С помощью Кубанцева государыня проникла в тайные устремления Волынского. Однако для казни заговорщика одного понимания, чего тот желал, недостаточно. Нужны доказательства. Прямых улик при обысках раздобыть не получилось, почему Тайная канцелярия и сконцентрировала все внимание на вытягивании из конфидентов Волынского улик косвенных, то есть словесных. Увы, никто, даже Кубанцев, приписать патрону бесспорную подготовку мятежа не отважился. 11 мая Федор Соймонов, 16 мая Петр Еропкин, 19 мая в застенке и на дыбе Андрей Хрущев признали, что поступки Артемия Петровича весьма схожи с поведением человека, замышляющего государственный переворот. И только. Правда, каждый из них повинился и в том, что при благоприятном стечении обстоятельств охотно примкнул бы к лидеру-республиканцу. Сам же «организатор» революции вытерпел и психологическое, и физическое давление Ушакова с Неплюевым. С 7 мая на допросах, 22 мая в застенке и на дыбе он упорно стоял на том, что народного возмущения и свержения императрицы («себя чрез что-нибудь зделать государем») никогда не добивался, царицу же порицал «с продерзости и от невоздержания языка»>{84}.

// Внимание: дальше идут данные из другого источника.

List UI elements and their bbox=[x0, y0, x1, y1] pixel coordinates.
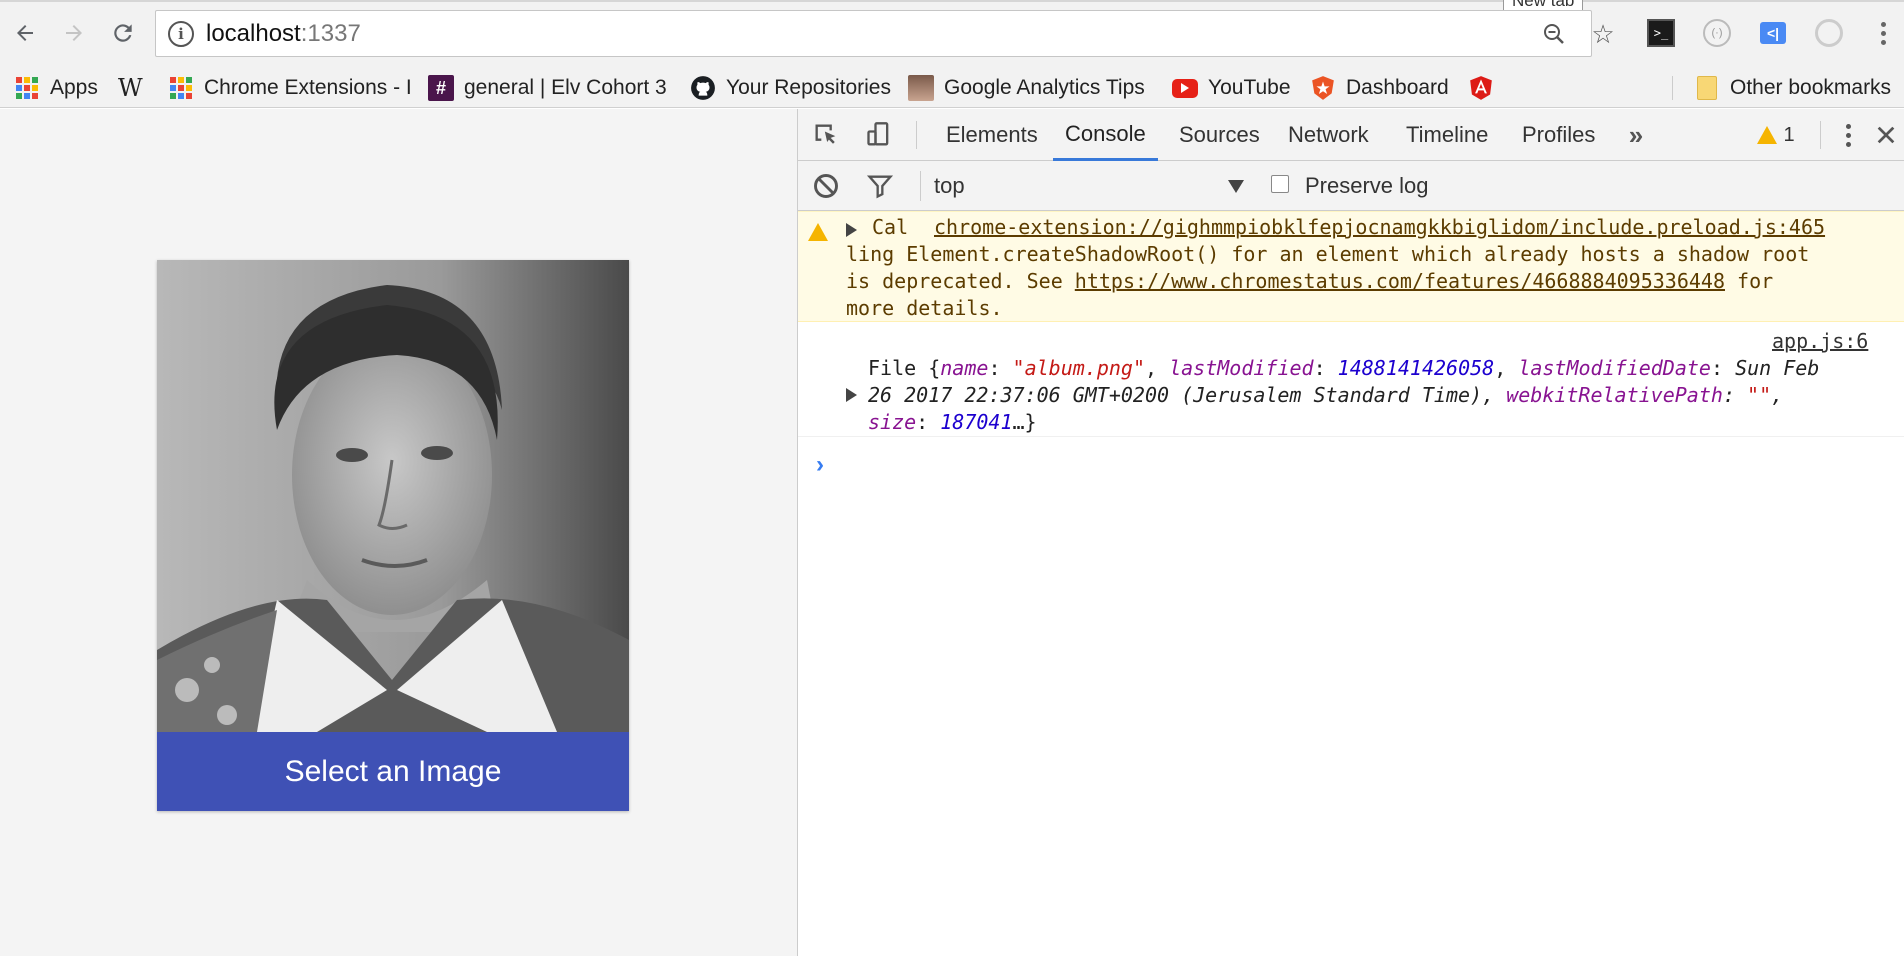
bookmark-dashboard[interactable]: Dashboard bbox=[1310, 68, 1449, 108]
tab-timeline[interactable]: Timeline bbox=[1406, 109, 1488, 161]
devtools-menu-icon[interactable] bbox=[1832, 119, 1864, 151]
warning-counter[interactable]: 1 bbox=[1746, 119, 1806, 151]
bookmark-google-analytics-tips[interactable]: Google Analytics Tips bbox=[908, 68, 1144, 108]
warning-prefix: Cal bbox=[872, 215, 909, 239]
inspect-element-icon[interactable] bbox=[810, 119, 842, 151]
console-log-message: app.js:6 File {name: "album.png", lastMo… bbox=[798, 322, 1904, 437]
slack-hash-icon: # bbox=[428, 75, 454, 101]
zoom-icon[interactable] bbox=[1539, 19, 1569, 49]
auth0-shield-icon bbox=[1310, 75, 1336, 101]
url-text[interactable]: localhost:1337 bbox=[206, 19, 361, 49]
apps-grid-icon bbox=[168, 75, 194, 101]
angular-icon bbox=[1468, 75, 1494, 101]
log-source-link[interactable]: app.js:6 bbox=[1772, 328, 1868, 355]
selected-image bbox=[157, 260, 629, 732]
youtube-icon bbox=[1172, 75, 1198, 101]
browser-toolbar: New tab i localhost:1337 ☆ >_ (·) <| bbox=[0, 0, 1904, 68]
expand-arrow-icon[interactable] bbox=[846, 223, 857, 237]
context-selector[interactable]: top bbox=[934, 161, 1244, 211]
bookmark-chrome-extensions[interactable]: Chrome Extensions - I bbox=[168, 68, 442, 108]
avatar-icon bbox=[908, 75, 934, 101]
clear-console-icon[interactable] bbox=[810, 170, 842, 202]
warning-icon bbox=[1757, 126, 1778, 144]
image-card: Select an Image bbox=[157, 260, 629, 811]
star-bookmark-icon[interactable]: ☆ bbox=[1588, 19, 1618, 49]
filter-icon[interactable] bbox=[864, 170, 896, 202]
bookmark-youtube[interactable]: YouTube bbox=[1172, 68, 1291, 108]
warning-source-link[interactable]: chrome-extension://gighmmpiobklfepjocnam… bbox=[934, 214, 1825, 241]
wikipedia-icon: W bbox=[118, 74, 143, 102]
page-viewport: Select an Image bbox=[0, 109, 797, 956]
console-warning-message: Cal chrome-extension://gighmmpiobklfepjo… bbox=[798, 211, 1904, 322]
bookmark-other-bookmarks[interactable]: Other bookmarks bbox=[1694, 68, 1891, 108]
tab-sources[interactable]: Sources bbox=[1179, 109, 1260, 161]
warning-icon bbox=[808, 223, 828, 241]
arrow-left-icon bbox=[17, 25, 33, 41]
terminal-extension-icon[interactable]: >_ bbox=[1644, 16, 1678, 50]
bookmark-angular[interactable] bbox=[1468, 68, 1504, 108]
console-filter-bar: top Preserve log bbox=[798, 161, 1904, 211]
bookmarks-bar: Apps W Chrome Extensions - I # general |… bbox=[0, 68, 1904, 108]
grey-circle-extension-icon[interactable] bbox=[1812, 16, 1846, 50]
bookmark-apps[interactable]: Apps bbox=[14, 68, 98, 108]
back-button[interactable] bbox=[8, 16, 42, 50]
select-image-button[interactable]: Select an Image bbox=[157, 732, 629, 811]
tab-network[interactable]: Network bbox=[1288, 109, 1369, 161]
tab-elements[interactable]: Elements bbox=[946, 109, 1038, 161]
blue-extension-icon[interactable]: <| bbox=[1756, 16, 1790, 50]
tab-console[interactable]: Console bbox=[1053, 109, 1158, 161]
bookmark-separator bbox=[1672, 76, 1673, 100]
info-icon[interactable]: i bbox=[168, 21, 194, 47]
forward-button[interactable] bbox=[57, 16, 91, 50]
bookmark-slack-general[interactable]: # general | Elv Cohort 3 bbox=[428, 68, 700, 108]
preserve-log-checkbox[interactable] bbox=[1271, 175, 1289, 193]
tab-profiles[interactable]: Profiles bbox=[1522, 109, 1595, 161]
warning-text-line: ling Element.createShadowRoot() for an e… bbox=[846, 242, 1810, 266]
reload-icon bbox=[114, 24, 132, 42]
devtools-panel: Elements Console Sources Network Timelin… bbox=[797, 109, 1904, 956]
bookmark-wikipedia[interactable]: W bbox=[118, 68, 143, 108]
log-object-line: File {name: "album.png", lastModified: 1… bbox=[868, 356, 1820, 380]
toolbar-divider bbox=[1820, 121, 1821, 149]
close-icon[interactable] bbox=[1870, 119, 1902, 151]
code-extension-icon[interactable]: (·) bbox=[1700, 16, 1734, 50]
expand-object-arrow-icon[interactable] bbox=[846, 388, 857, 402]
console-prompt[interactable]: › bbox=[816, 451, 824, 479]
warning-text-line: is deprecated. See https://www.chromesta… bbox=[846, 269, 1774, 293]
reload-button[interactable] bbox=[106, 16, 140, 50]
warning-text-line: more details. bbox=[846, 296, 1003, 320]
address-bar[interactable]: i localhost:1337 ☆ bbox=[155, 10, 1615, 57]
devtools-tabbar: Elements Console Sources Network Timelin… bbox=[798, 109, 1904, 161]
arrow-right-icon bbox=[66, 25, 82, 41]
filter-divider bbox=[920, 171, 921, 201]
log-object-line: 26 2017 22:37:06 GMT+0200 (Jerusalem Sta… bbox=[868, 383, 1784, 407]
dropdown-arrow-icon bbox=[1228, 180, 1244, 193]
chromestatus-link[interactable]: https://www.chromestatus.com/features/46… bbox=[1075, 269, 1725, 293]
more-tabs-chevron-icon[interactable]: » bbox=[1620, 119, 1652, 151]
apps-grid-icon bbox=[14, 75, 40, 101]
bookmark-your-repositories[interactable]: Your Repositories bbox=[690, 68, 891, 108]
preserve-log-label: Preserve log bbox=[1305, 173, 1429, 198]
device-toolbar-icon[interactable] bbox=[863, 119, 895, 151]
log-object-line: size: 187041…} bbox=[868, 410, 1037, 434]
github-icon bbox=[690, 75, 716, 101]
menu-dots-icon[interactable] bbox=[1866, 16, 1900, 50]
tab-strip bbox=[0, 0, 1904, 2]
folder-icon bbox=[1694, 75, 1720, 101]
toolbar-divider bbox=[916, 121, 917, 149]
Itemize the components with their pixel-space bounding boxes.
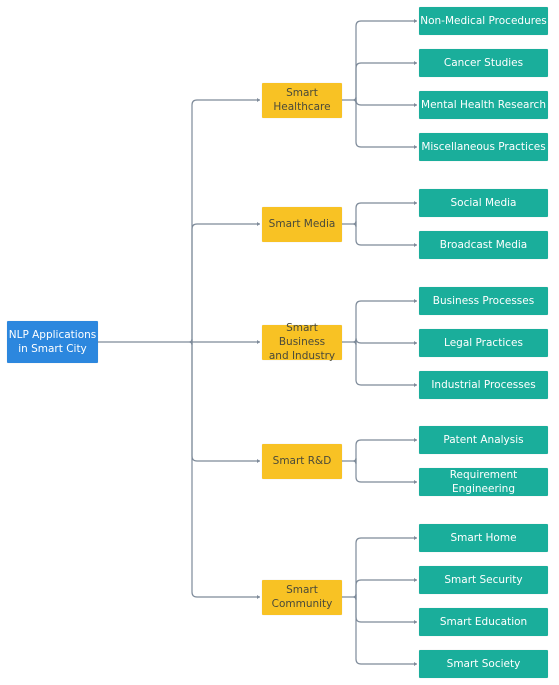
root-label-line1: NLP Applications: [8, 329, 97, 341]
category-connector-branch: [355, 62, 417, 100]
category-connector-branch: [355, 99, 417, 106]
arrowhead-icon: [414, 61, 417, 65]
leaf-label: Miscellaneous Practices: [421, 141, 546, 153]
category-connector-branch: [355, 202, 417, 224]
category-connector-branch: [355, 579, 417, 597]
arrowhead-icon: [414, 103, 417, 107]
category-connector-stub: [342, 593, 357, 601]
leaf-label: Requirement Engineering: [449, 469, 518, 495]
category-node[interactable]: Smart Healthcare: [262, 82, 342, 118]
leaf-node[interactable]: Non-Medical Procedures: [419, 7, 548, 35]
leaf-label: Smart Education: [439, 616, 528, 628]
leaf-node[interactable]: Smart Education: [419, 608, 548, 636]
arrowhead-icon: [257, 222, 260, 226]
leaf-node[interactable]: Miscellaneous Practices: [419, 133, 548, 161]
category-connector-branch: [355, 439, 417, 461]
category-connector-branch: [355, 300, 417, 342]
root-connector-branch: [191, 223, 260, 342]
leaf-label: Smart Home: [450, 532, 517, 544]
leaf-node[interactable]: Cancer Studies: [419, 49, 548, 77]
category-connector-stub: [342, 96, 357, 104]
leaf-label: Non-Medical Procedures: [420, 15, 547, 27]
category-label-line2: Community: [271, 598, 333, 610]
category-connector-branch: [355, 597, 417, 623]
leaf-label: Legal Practices: [444, 337, 523, 349]
category-label-line1: Smart Media: [268, 218, 336, 230]
leaf-label: Smart Security: [444, 574, 523, 586]
category-connector-branch: [355, 461, 417, 483]
category-connector-branch: [355, 20, 417, 100]
arrowhead-icon: [257, 459, 260, 463]
arrowhead-icon: [414, 341, 417, 345]
category-label-line1: Smart Business: [278, 322, 326, 348]
leaf-label: Industrial Processes: [431, 379, 536, 391]
category-node[interactable]: Smart R&D: [262, 443, 342, 479]
category-connector-branch: [355, 337, 417, 344]
root-label-line2: in Smart City: [18, 343, 87, 355]
category-connector-stub: [342, 457, 357, 465]
category-node[interactable]: Smart Community: [262, 579, 342, 615]
root-connector-branch: [191, 342, 260, 462]
category-label-line1: Smart: [286, 87, 318, 99]
arrowhead-icon: [414, 19, 417, 23]
leaf-node[interactable]: Patent Analysis: [419, 426, 548, 454]
arrowhead-icon: [414, 662, 417, 666]
leaf-node[interactable]: Mental Health Research: [419, 91, 548, 119]
leaf-label: Cancer Studies: [443, 57, 524, 69]
leaf-node[interactable]: Smart Society: [419, 650, 548, 678]
arrowhead-icon: [414, 243, 417, 247]
leaf-label: Smart Society: [446, 658, 521, 670]
leaf-label: Social Media: [450, 197, 517, 209]
category-connector-stub: [342, 338, 357, 346]
root-node[interactable]: NLP Applications in Smart City: [7, 321, 98, 363]
leaf-node[interactable]: Smart Home: [419, 524, 548, 552]
category-label-line2: and Industry: [268, 350, 336, 362]
arrowhead-icon: [414, 299, 417, 303]
arrowhead-icon: [414, 480, 417, 484]
leaf-node[interactable]: Requirement Engineering: [419, 468, 548, 496]
category-node[interactable]: Smart Media: [262, 206, 342, 242]
leaf-node[interactable]: Industrial Processes: [419, 371, 548, 399]
arrowhead-icon: [257, 340, 260, 344]
leaf-node[interactable]: Business Processes: [419, 287, 548, 315]
arrowhead-icon: [257, 98, 260, 102]
category-node[interactable]: Smart Business and Industry: [262, 322, 342, 362]
leaf-node[interactable]: Broadcast Media: [419, 231, 548, 259]
arrowhead-icon: [257, 595, 260, 599]
leaf-label: Broadcast Media: [439, 239, 528, 251]
arrowhead-icon: [414, 536, 417, 540]
root-connector-branch: [191, 99, 260, 342]
category-label-line1: Smart: [286, 584, 318, 596]
arrowhead-icon: [414, 145, 417, 149]
category-connector-branch: [355, 342, 417, 386]
category-connector-branch: [355, 597, 417, 665]
category-label-line1: Smart R&D: [272, 455, 332, 467]
arrowhead-icon: [414, 201, 417, 205]
leaf-node[interactable]: Legal Practices: [419, 329, 548, 357]
category-connector-branch: [355, 537, 417, 597]
root-connector-stub: [98, 338, 193, 346]
category-connector-branch: [355, 224, 417, 246]
leaf-label: Business Processes: [432, 295, 535, 307]
leaf-label: Mental Health Research: [421, 99, 546, 111]
root-connector-branch: [191, 342, 260, 598]
category-connector-branch: [355, 100, 417, 148]
arrowhead-icon: [414, 438, 417, 442]
arrowhead-icon: [414, 578, 417, 582]
arrowhead-icon: [414, 620, 417, 624]
category-label-line2: Healthcare: [273, 101, 331, 113]
leaf-node[interactable]: Social Media: [419, 189, 548, 217]
leaf-node[interactable]: Smart Security: [419, 566, 548, 594]
leaf-label: Patent Analysis: [443, 434, 524, 446]
arrowhead-icon: [414, 383, 417, 387]
category-connector-stub: [342, 220, 357, 228]
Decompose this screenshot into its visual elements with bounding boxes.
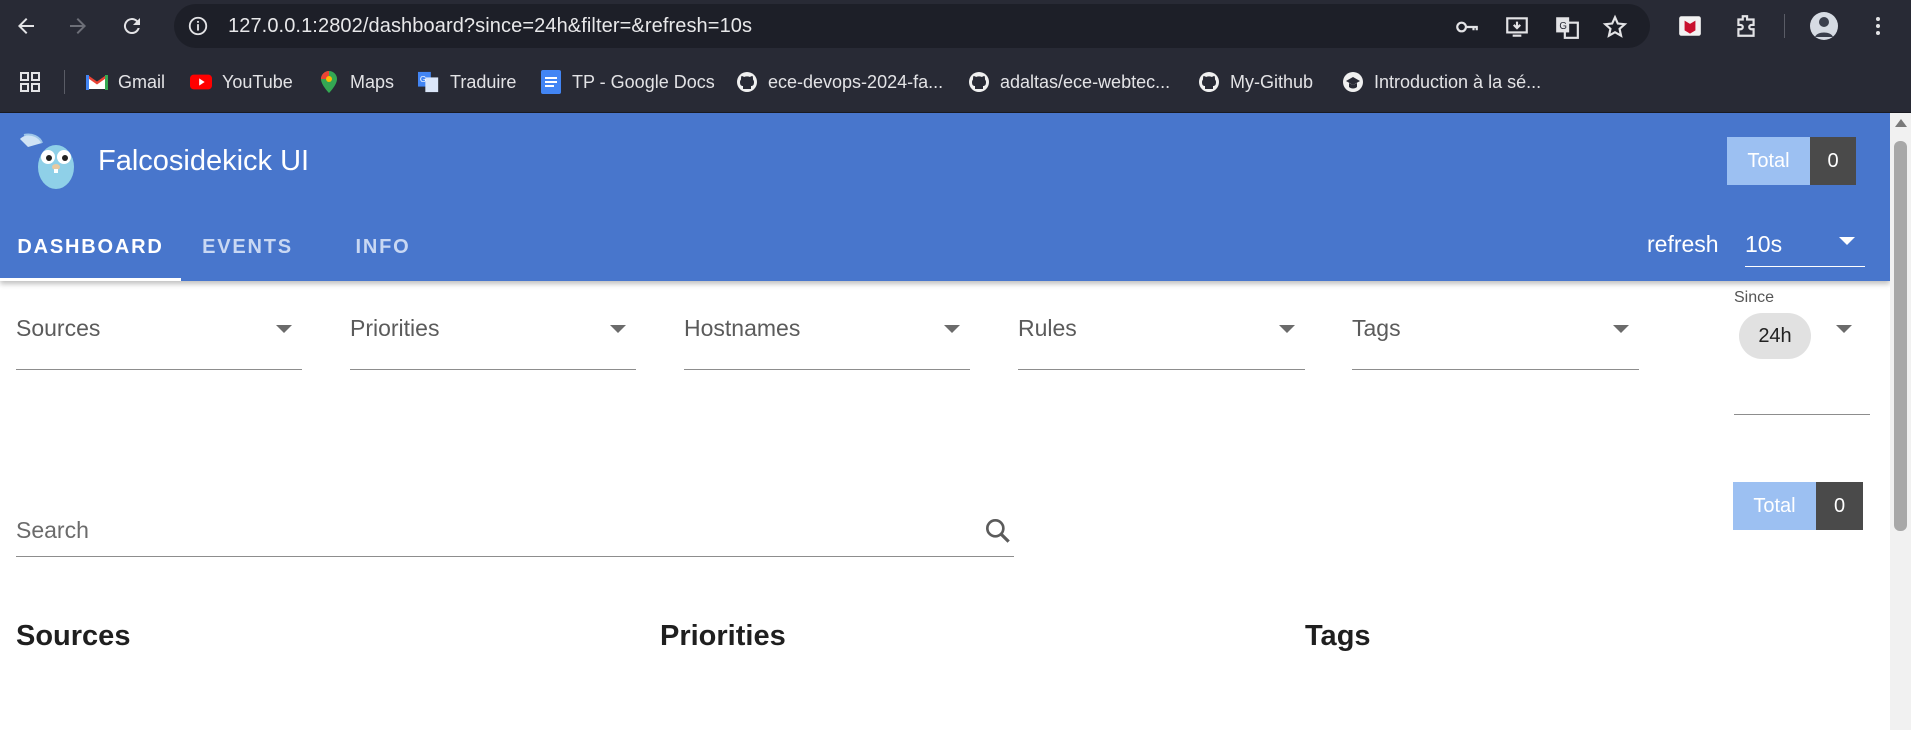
app-title: Falcosidekick UI (98, 145, 310, 177)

Видя такую непреклонность центральной фигуры процесса, Анна Иоанновна постановила призвать к ответу других хороших знакомых Волынского. 22, 24, 26 и 27 мая следователи встречались с секретарем И. Эйхлером, 27 и 28 мая – с переводчиком И. Судой, 30 мая – с П. Мусиным-Пушкиным. Не прерывалось общение и с группой арестованных ранее, для уточнения мелких нюансов и противоречий. Однако польза от увеличения обитателей Петропавловской крепости оказалась минимальной. По крайней мере, раскрытию республиканского заговора новички ничуть не помогли. И тогда 4 июня Анна Иоанновна санкционировала применение радикального метода – пытки четырех конфидентов Волынского. 6 июня розыску подвергли Ф. Соймонова, П. Еропкина, И. Эйхлера и П. Мусина-Пушкина. Десяток и более ударов кнутом нисколько не изменили ситуацию. Мученики не вспомнили что-либо принципиальное. 7 июня повторное истязание пережил Артемий Петрович (18 ударов), и с тем же результатом. Причем Волынский поклялся перед Богом, что не планировал вместо абсолютной монархии царицы вводить республиканскую форму правления, а грешен и казни достоин исключительно за произношение «злодейственных» фраз и за мерзкие сочинения.